The airline has recently made adjustments to its growth forecast for this year, bringing it down due to anticipated disruptions if strikes by air traffic controllers across Europe to continue into autumn. 

Wizz Air also joined forces with a number of other airlines and submitted complaints to the European Commission against France as its air traffic controllers’ strikes restrict the fundamental principle of freedom of movement within the EU.

The other airlines included International Airlines Group (IAG- owners of British Airways, Aer Lingus, Iberia), Ryanair and easyJet.  The airlines say they are not questioning the right to strike but believe France is breaking EU law by not enabling flights over the country during strikes. The airlines say passengers on overflights are being denied their fundamental freedom to travel between member states not affected by strike action. So far this year, French ATC strikes have increased by 300 per cent compared to last year.

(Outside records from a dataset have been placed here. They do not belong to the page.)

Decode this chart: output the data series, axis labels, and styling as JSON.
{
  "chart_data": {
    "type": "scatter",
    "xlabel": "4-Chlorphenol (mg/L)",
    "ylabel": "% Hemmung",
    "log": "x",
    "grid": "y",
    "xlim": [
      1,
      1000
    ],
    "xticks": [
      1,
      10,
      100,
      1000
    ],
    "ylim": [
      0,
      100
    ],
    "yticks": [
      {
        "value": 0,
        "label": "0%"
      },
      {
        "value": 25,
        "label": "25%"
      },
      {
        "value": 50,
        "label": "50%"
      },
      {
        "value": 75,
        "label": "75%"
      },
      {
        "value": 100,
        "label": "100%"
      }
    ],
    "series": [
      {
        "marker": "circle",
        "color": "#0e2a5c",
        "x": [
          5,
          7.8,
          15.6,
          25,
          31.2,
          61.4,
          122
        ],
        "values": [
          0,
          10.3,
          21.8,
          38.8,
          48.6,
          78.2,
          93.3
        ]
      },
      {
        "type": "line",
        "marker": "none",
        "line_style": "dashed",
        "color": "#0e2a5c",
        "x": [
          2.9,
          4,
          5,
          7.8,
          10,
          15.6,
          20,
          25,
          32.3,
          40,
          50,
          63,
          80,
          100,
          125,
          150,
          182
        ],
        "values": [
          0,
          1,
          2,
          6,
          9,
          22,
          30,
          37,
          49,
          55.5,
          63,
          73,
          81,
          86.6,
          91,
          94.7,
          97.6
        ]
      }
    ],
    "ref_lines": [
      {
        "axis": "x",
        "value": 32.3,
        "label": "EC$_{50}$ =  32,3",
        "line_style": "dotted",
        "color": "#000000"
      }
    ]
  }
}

József Váradi, Wizz Air’s chief executive, said: “The failure of French air traffic control authorities to ensure a continued and adequate service has already caused massive disruption to the travel plans of thousands of passengers across Europe, with airlines left to pick up the pieces. Addressing this issue must be a priority for the European authorities to ensure European citizens and businesses are no longer held hostage to national industrial relations issues.”

The airlines would like to enjoy the right to fly over France even if the nations ATC staff were on strike, regardless of the safety implications such overflights could cause.